При этом Григорьев всячески стремился в Одессу, чувствуя там богатую добычу и отдых для своих потрепанных отрядов. В составе войск Григорьева, бравших Одессу, был отряд моряков при одном орудии и отдельные партизанские «морские сотни». Кроме того, во взятии Одессы участвовал неподчинённый Григорьеву крупный матросский отряд Карамышева, численностью 1–1,5 тысячи человек. Всего же матросов, скопившихся в районе Николаева, было несколько тысяч, и они составляли большинство в григорьевских войсках, бравших Одессу. Именно матросы первыми и ворвались в Одессу 6 апреля, не обращая внимания на все договоренности об эвакуации с французским командованием. В радиограмме из Одессы от 7 апреля 1919 года о захвате города, опубликованной в газетах, сообщалось: «После неимоверных усилий и жертв таврических матросов – французы, греки, румыны, тюркесы, добровольцы и прочие наши враги разбиты под Одессой трижды наголову, в страшной панике бежали, оставили колоссальные трофеи, которые не поддаются учету». После столь легкого взятия Одессы и производства Григорьева в комдивы, с представлением его к ордену Красного Знамени Антонов-Овсеенко, дал «левое» предписание Одесской группе войск (командующим ее был назначен Н. А. Худяков) готовиться для энергичного наступления на Румынию. Идти походом на Румынию должен был и Григорьев. Однако он, несмотря на все запреты, с богатыми трофеями мануфактуры двинулся на отдых в район своей «столицы» Александрии.

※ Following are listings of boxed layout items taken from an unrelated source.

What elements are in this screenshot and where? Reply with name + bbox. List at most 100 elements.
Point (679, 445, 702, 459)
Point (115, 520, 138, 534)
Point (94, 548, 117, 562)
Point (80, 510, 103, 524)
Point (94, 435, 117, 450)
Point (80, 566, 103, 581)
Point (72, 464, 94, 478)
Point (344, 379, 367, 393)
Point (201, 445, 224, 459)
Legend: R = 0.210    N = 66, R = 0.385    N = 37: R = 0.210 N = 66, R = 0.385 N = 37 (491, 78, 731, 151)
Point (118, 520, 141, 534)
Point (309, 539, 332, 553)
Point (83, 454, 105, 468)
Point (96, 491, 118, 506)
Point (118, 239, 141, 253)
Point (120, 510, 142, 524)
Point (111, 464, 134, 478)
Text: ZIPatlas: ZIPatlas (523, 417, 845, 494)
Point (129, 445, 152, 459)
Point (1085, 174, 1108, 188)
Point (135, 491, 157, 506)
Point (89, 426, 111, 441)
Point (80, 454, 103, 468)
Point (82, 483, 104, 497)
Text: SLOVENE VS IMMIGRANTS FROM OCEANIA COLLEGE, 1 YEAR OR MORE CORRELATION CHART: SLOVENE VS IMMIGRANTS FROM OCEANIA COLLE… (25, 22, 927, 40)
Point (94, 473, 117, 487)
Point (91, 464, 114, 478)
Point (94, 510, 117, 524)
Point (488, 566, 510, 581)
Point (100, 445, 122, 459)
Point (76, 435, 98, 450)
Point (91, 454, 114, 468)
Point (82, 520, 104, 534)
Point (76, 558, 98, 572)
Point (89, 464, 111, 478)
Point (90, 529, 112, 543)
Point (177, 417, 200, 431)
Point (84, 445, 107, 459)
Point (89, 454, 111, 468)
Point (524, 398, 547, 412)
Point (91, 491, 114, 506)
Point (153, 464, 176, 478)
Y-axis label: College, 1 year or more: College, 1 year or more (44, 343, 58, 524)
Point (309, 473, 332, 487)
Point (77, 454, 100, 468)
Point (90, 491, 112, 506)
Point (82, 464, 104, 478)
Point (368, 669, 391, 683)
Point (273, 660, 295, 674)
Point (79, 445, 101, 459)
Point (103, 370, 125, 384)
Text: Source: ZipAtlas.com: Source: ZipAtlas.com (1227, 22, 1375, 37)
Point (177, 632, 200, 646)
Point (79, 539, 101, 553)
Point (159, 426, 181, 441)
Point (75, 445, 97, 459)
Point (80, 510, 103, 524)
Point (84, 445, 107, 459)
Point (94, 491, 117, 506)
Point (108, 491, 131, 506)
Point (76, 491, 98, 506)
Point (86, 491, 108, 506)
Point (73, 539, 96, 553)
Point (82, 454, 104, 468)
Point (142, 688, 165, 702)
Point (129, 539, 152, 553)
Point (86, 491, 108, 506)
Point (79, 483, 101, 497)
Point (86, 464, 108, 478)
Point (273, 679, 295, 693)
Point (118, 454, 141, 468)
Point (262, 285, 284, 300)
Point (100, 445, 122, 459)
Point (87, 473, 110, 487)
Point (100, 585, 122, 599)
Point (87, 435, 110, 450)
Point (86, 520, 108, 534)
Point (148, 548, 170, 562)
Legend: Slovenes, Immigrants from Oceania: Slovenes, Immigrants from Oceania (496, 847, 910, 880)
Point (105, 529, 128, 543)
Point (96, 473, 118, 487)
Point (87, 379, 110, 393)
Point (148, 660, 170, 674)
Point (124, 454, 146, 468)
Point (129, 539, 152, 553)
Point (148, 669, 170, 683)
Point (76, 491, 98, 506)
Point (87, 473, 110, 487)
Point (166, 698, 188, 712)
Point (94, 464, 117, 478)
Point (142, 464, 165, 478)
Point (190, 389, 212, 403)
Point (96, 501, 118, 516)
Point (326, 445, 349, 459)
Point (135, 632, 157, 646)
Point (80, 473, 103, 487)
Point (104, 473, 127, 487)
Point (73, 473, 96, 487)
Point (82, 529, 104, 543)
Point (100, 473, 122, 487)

Матросы же из его отрядов остались в основном в Одессе, где влились в местную особую анархо-бандитскую матросскую среду, которая и определяла реальную власть в городе.
В Одессе, до занятия ее красными в 1918 году, шли чуть ли не вооружённые бои между белыми и анархо-бандитским элементом города. Большую роль здесь играли антисемитизм добровольцев и еврейское происхождение главы одесских урок Мишки Япончика (М. Винницкого) и его «подопечных». Важной особенностью Винницкого было его стремление оформить бандитизм под революционную деятельность, прежде всего под анархистскую. Это обеспечило поддержку большевиков, анархистов и других революционеров, в том числе, безусловно, матросов, помогло стать уголовным «королем» Одессы. В частности, в подпольной деятельности в Одессе Винницкий много контактировал с анархистами Г. И. Котовским и матросом А. Г. Железняковым. С матросами, в период их наибольшей революционной власти в городе (особенно в начале 1918 года), у М. Винницкого были конфликты, но затем сферы влияния были поделены. Представляется, что за матросами осталась инициатива в политических выступлениях, район порта, матросы Антанты и др. Такая обстановка оказалась притягательной для матросов-леваков. Е. А. Щаденко (член РВС Украинского фронта) характеризовал создавшуюся в Одессе ситуацию следующим образом: «Экипажи и команды, затопленных в 1918 г. кораблей Черноморского флота, портовые и фартовые ребята, основательно разложившиеся, приняли порядки в частях Григорьева за нормальный порядок в частях Красной армии и, беря с нее пример, стали формировать свои новые батальоны из деклассированной матросни, анархически настроенных элементов и даже из уголовных». С анархо-матросами (главным образом местными) и с Винницким был связан анархиствующий комендант города В. М. Домбровский (вскоре расстрелянный).
Что касается приезжих матросов, то они, в отличие от местных, стали концентрироваться вокруг ЧК и ее начальника матроса Ф. Фомина. О матросах-чекистах в буржуазных кругах ходили самые дикие слухи. Бунин в своих «Окаянных днях» писал о них: «Говорят, матросы, присланные к нам из Петербурга, совсем осатанели от пьянства, от кокаина, от своеволия. Пьяные, врываются к заключенным в чрезвычайке без приказов начальства и убивают кого попало. Недавно кинулись убивать какую-то женщину с ребёнком. Она молила, чтобы ее пощадили ради ребёнка, но матросы крикнули: «Не беспокойся, дадим и ему маслинку!» – и застрелили его. Для потехи выгоняют заключённых во двор и заставляют бегать, а сами стреляют, нарочно делая промахи». Деятельность Одесской ЧК, как выше было сказано, не отличалась от других украинских по отношению к буржуазным «контрреволюционерам», а многих – была либеральнее. Бунин отражал общее настроение «старой аристократии», не любившей матросов как новую «красную аристократию». Примерно в целом он их характеризовал следующим образом: «Матросов стало в городе больше и вида они нового, раструбы их штанов чудовищные. Вообще очень страшно по улицам ходить».